Antes de que tomasen la curva, la puerta del Toyota se abrió repentinamente. Nella salió del coche y empezó a caminar hacia ellos; uno de los auriculares todavía colgaba de su oreja. Sujetaba su teléfono móvil como si fuera a tirárselo.

—¿Sabéis qué? —dijo la niñera—. Acabo de recibir un mensaje de voz de los servicios sociales de Boston.

Amy suspiró preocupada.

—¿Qué les has dicho?

—Aún nada. Estoy esperando vuestra genial explicación.

—Nella, por favor —suplicó Dan—, necesitamos tu ayuda.

—¡Os están buscando! —chilló la niñera—. Vuestra tía ni siquiera sabe que estáis aquí, ¿verdad? ¿Sabéis en qué lío podría meterme?

—Deshazte del teléfono —sugirió el chico.

—¿Qué? —Sonaba como si le hubieran dicho que quemase dinero, algo que Amy ya había hecho esa misma semana.

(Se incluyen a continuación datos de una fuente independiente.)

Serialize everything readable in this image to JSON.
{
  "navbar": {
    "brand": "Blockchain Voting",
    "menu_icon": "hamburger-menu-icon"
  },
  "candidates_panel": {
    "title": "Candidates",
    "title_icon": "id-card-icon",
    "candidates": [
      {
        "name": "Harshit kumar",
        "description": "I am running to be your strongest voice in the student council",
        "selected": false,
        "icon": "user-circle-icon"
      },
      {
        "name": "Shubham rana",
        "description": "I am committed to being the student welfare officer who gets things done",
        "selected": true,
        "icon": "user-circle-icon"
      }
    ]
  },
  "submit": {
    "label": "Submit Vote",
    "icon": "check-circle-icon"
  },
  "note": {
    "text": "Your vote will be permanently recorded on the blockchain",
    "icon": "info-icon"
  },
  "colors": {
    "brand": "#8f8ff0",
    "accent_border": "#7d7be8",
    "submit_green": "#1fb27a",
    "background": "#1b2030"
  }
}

—Actúa como si no hubieses recibido el mensaje —le rogó—, sólo durante unos días. Por favor, Nella, necesitamos ir a París y nos hace falta viajar con un adulto.

—Si os paráis a pensar que… ¿Has dicho París?

Dan se dio cuenta del modo de convencerla. Puso una cara triste y suspiró.

—Sí, íbamos a comprarte un billete de avión a París, además de pagarte el sueldo, una habitación de hotel gratis y comidas en los mejores restaurantes y todo. Pero en fin…

—Nella, esto durará sólo un par de días más —continuó Amy—, ¡por favor! No te hemos mentido en lo de la búsqueda del tesoro. Es muy importante para nuestra familia y te prometemos que tendremos mucho cuidado. Cuando lleguemos a París, podrás hacer lo que creas más conveniente. Nosotros juraremos que no fue culpa tuya, pero si volvemos ahora a Boston, nos llevarán a una familia de acogida y fracasaremos en la búsqueda del tesoro. ¡Incluso es posible que nuestras vidas corran peligro!

—Y tú no verías París —añadió Dan.

Él no estaba seguro de qué argumento había sido más efectivo, pero Nella se metió el teléfono en el bolsillo. Se arrodilló para poder mirarlos a los ojos.

—Un último viaje —dijo—. Esto podría causarme muchos problemas, chicos. Quiero que me lo prometáis: París y después os llevo a casa. ¿Trato hecho?

Dan pensó que ellos no tenían ninguna casa a la que regresar, pero cruzó los dedos detrás de la espalda y dijo:

—Trato hecho.

—Trato hecho —confirmó Amy.

—Tal vez me arrepienta de esto —masculló la niñera—, pero prefiero arrepentirme en París.

Se dirigió al coche y se sentó en el asiento del conductor.

Dan miró a su hermana.

—En cuanto al dinero, creo que aún tenemos lo suficiente para tres viajes de ida. Podemos permitirnos viajar a París y pagar un hotel y comida y esas cosas durante una semana más o menos, pero no sé si tendremos suficiente dinero para volver. Como se entere Nella…

—Ya nos preocuparemos de eso cuando estemos allí —respondió Amy.

La joven salió corriendo hacia el coche, sacando ya su pasaporte del bolsillo trasero del pantalón.